Ryan Little is both a filmmaker and a member of The Church of Jesus Christ of Latter-day Saints. But he doesn't really consider himself a maker of Mormon films.

"There's certainly nothing wrong with wanting to do that, to make movies specifically for the LDS audience. It's worthy work, really," he explained by phone from Arizona.

"However, that's just not what I'm interested in doing at this point in my career," the Canadian-born, 37-year-old director continued. "I'm trying to make films that will appeal to a wider audience. You know, good, old-fashioned popcorn movies."

Of course, while most of Little's movies to date have been crowd-pleasers, they've also had content and messages consistent with his LDS beliefs.

"I guess I'd be a bit of a hypocrite if I didn't at least try to say something positive in each of my movies," Little said with a laugh.

So far, he's built a small but loyal following with his feature-length works. His theatrical debut came in 2002 with the dance drama "Out of Step," which he then followed up with the World War II drama, "Saints and Soldiers" (2003), and the made-for-television romantic comedy, "Everything You Want" (2005).

His latest is "Forever Strong," a sports drama based on stories from the very successful Highland Rugby of Utah program.

This fictionalized version of events stars Sean Faris ("Never Back Down") as Rick Penning, a teen ne'er-do-well who's given a second chance by Highland rugby coach Larry Gelwix (played by Gary Cole).

Little said he originally thought the movie would be something "quick and easy to do," but quickly discovered that wasn't the case. "I thought that staging war scenes was difficult, but they were nothing compared to what my crew and I had to go through staging rugby games."

He even says he bought a book called "Rugby for Dummies" for background, and let screenwriter David Pliler do most of the "heavy-lifting" with the research.

"But we really had to take our time and make sure we got all this stuff right," Little said. "You may think you can get the gist of rugby by watching it on television or on tape, but there's no substitute for being out on the field with someone like coach Gelwix."

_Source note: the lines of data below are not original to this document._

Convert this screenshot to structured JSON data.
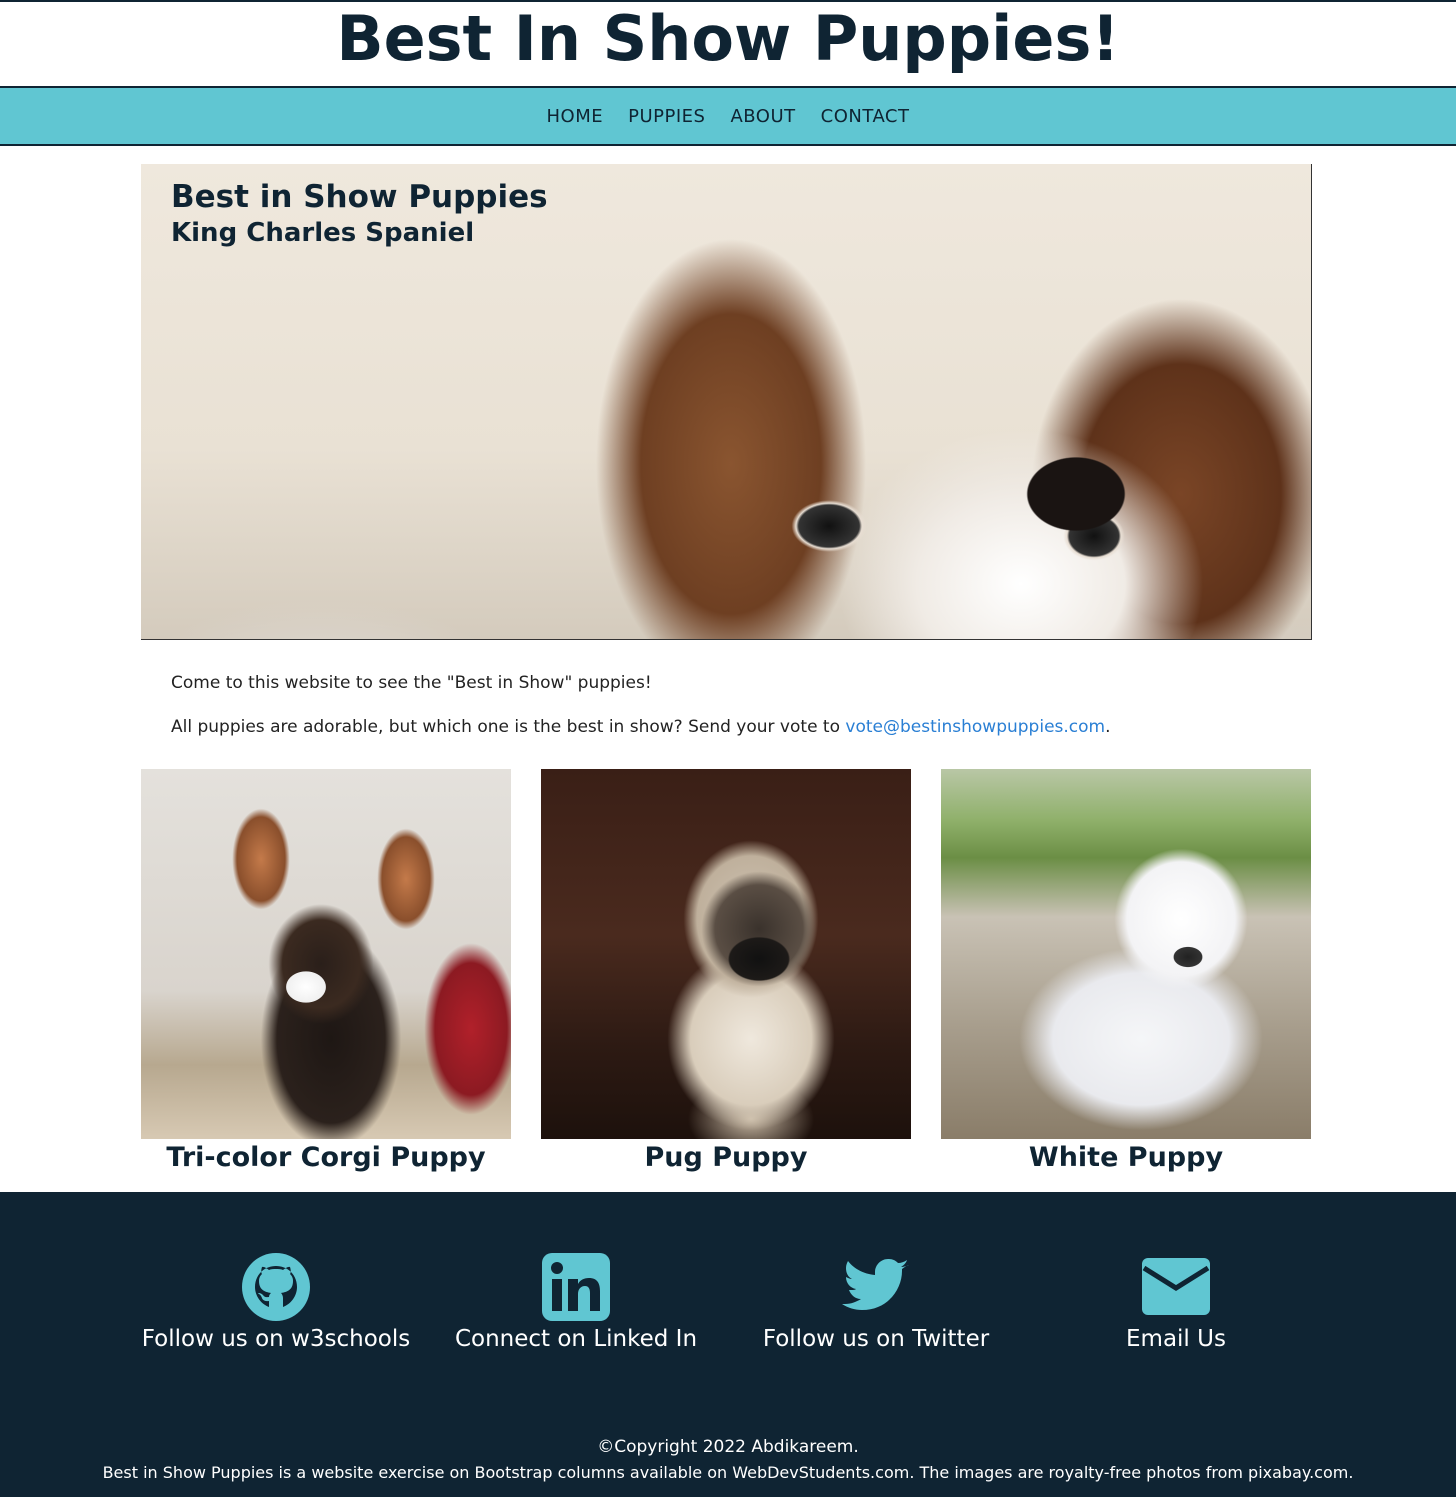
{
  "header": {
    "title": "Best In Show Puppies!"
  },
  "nav": {
    "items": [
      {
        "label": "HOME"
      },
      {
        "label": "PUPPIES"
      },
      {
        "label": "ABOUT"
      },
      {
        "label": "CONTACT"
      }
    ]
  },
  "hero": {
    "title": "Best in Show Puppies",
    "subtitle": "King Charles Spaniel"
  },
  "intro": {
    "line1": "Come to this website to see the \"Best in Show\" puppies!",
    "line2_prefix": "All puppies are adorable, but which one is the best in show? Send your vote to ",
    "email": "vote@bestinshowpuppies.com",
    "line2_suffix": "."
  },
  "puppies": [
    {
      "name": "Tri-color Corgi Puppy"
    },
    {
      "name": "Pug Puppy"
    },
    {
      "name": "White Puppy"
    }
  ],
  "footer": {
    "social": [
      {
        "label": "Follow us on w3schools",
        "icon": "github-icon"
      },
      {
        "label": "Connect on Linked In",
        "icon": "linkedin-icon"
      },
      {
        "label": "Follow us on Twitter",
        "icon": "twitter-icon"
      },
      {
        "label": "Email Us",
        "icon": "envelope-icon"
      }
    ],
    "copyright": "©Copyright 2022 Abdikareem.",
    "credits": "Best in Show Puppies is a website exercise on Bootstrap columns available on WebDevStudents.com. The images are royalty-free photos from pixabay.com."
  },
  "colors": {
    "navy": "#0f2433",
    "teal": "#60c6d2",
    "link": "#2a7fd4"
  }
}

The veteran was "invaluable" to the production, according to Little. "Larry is about the nicest, most gracious person you'd ever want to meet and work with."

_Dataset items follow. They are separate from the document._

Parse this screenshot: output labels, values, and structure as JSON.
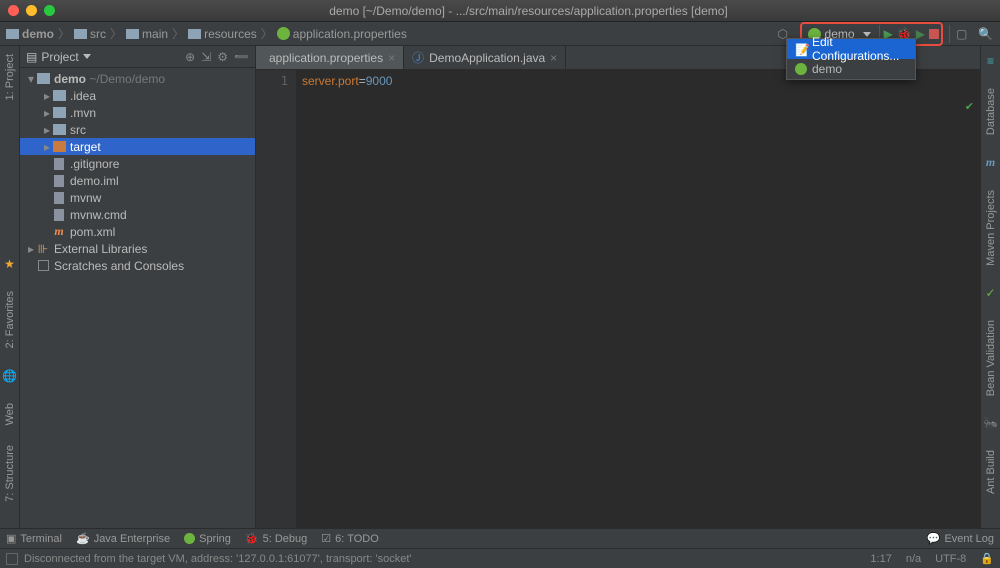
{
  "title": "demo [~/Demo/demo] - .../src/main/resources/application.properties [demo]",
  "breadcrumb": [
    {
      "icon": "folder",
      "label": "demo"
    },
    {
      "icon": "folder",
      "label": "src"
    },
    {
      "icon": "folder",
      "label": "main"
    },
    {
      "icon": "folder",
      "label": "resources"
    },
    {
      "icon": "spring",
      "label": "application.properties"
    }
  ],
  "run_config_selected": "demo",
  "dropdown": {
    "edit_config": "Edit Configurations...",
    "items": [
      {
        "icon": "spring",
        "label": "demo"
      }
    ]
  },
  "project_tool": {
    "title": "Project"
  },
  "left_tools": [
    "1: Project",
    "2: Favorites",
    "Web",
    "7: Structure"
  ],
  "right_tools": [
    "Database",
    "Maven Projects",
    "Bean Validation",
    "Ant Build"
  ],
  "tree": [
    {
      "depth": 0,
      "arrow": "open",
      "icon": "dir",
      "label": "demo",
      "suffix": " ~/Demo/demo",
      "bold": true
    },
    {
      "depth": 1,
      "arrow": "closed",
      "icon": "dir",
      "label": ".idea"
    },
    {
      "depth": 1,
      "arrow": "closed",
      "icon": "dir",
      "label": ".mvn"
    },
    {
      "depth": 1,
      "arrow": "closed",
      "icon": "dir",
      "label": "src"
    },
    {
      "depth": 1,
      "arrow": "closed",
      "icon": "dir-orange",
      "label": "target",
      "selected": true
    },
    {
      "depth": 1,
      "arrow": "none",
      "icon": "file",
      "label": ".gitignore"
    },
    {
      "depth": 1,
      "arrow": "none",
      "icon": "file",
      "label": "demo.iml"
    },
    {
      "depth": 1,
      "arrow": "none",
      "icon": "file",
      "label": "mvnw"
    },
    {
      "depth": 1,
      "arrow": "none",
      "icon": "file",
      "label": "mvnw.cmd"
    },
    {
      "depth": 1,
      "arrow": "none",
      "icon": "m",
      "label": "pom.xml"
    },
    {
      "depth": 0,
      "arrow": "closed",
      "icon": "lib",
      "label": "External Libraries"
    },
    {
      "depth": 0,
      "arrow": "none",
      "icon": "scratch",
      "label": "Scratches and Consoles"
    }
  ],
  "tabs": [
    {
      "icon": "spring",
      "label": "application.properties",
      "active": true
    },
    {
      "icon": "java",
      "label": "DemoApplication.java",
      "active": false
    }
  ],
  "code": {
    "line_num": "1",
    "key": "server.port",
    "eq": "=",
    "val": "9000"
  },
  "bottom_tabs": {
    "terminal": "Terminal",
    "java_ee": "Java Enterprise",
    "spring": "Spring",
    "debug": "5: Debug",
    "todo": "6: TODO",
    "event_log": "Event Log"
  },
  "status": {
    "message": "Disconnected from the target VM, address: '127.0.0.1:61077', transport: 'socket'",
    "pos": "1:17",
    "ro": "n/a",
    "enc": "UTF-8"
  }
}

Little also had praise for his cast. And he claims to have been "pleasantly surprised" when he learned that some recognizable names wanted to work with him. They include Cole, Julie Warner, Sean Astin and Neal McDonough, "who really, really wanted to make a sports movie."

A couple of them even claimed to have seen Little's award-winning "Saints and Soldiers." "I was very flattered to learn they knew who I was already and that they had liked my movie."

Speaking of that film, "Saints" was made for less than $1 million. While it cost considerably more, "Forever Strong" was still a "modest" production. (Little would not disclose the exact figure, but said it was made for less than $10 million.)

Timing had something to do with that amount. For example, Little and his producers were able to land rising stars Faris and Penn Badgley (TV's "Gossip Girl") before they "became much, much more expensive."

"We did get a few lucky breaks here and there," he said.

Filmmaker Little is a Steven Spielberg fan, citing Spielberg's 1975 smash hit "Jaws" as a major influence and saying that "he's what I aspire to become.

"I'm still learning my craft and am trying to grow as a director with each project, though," he added. "If lucky enough to make something that's as memorable, I could die happy."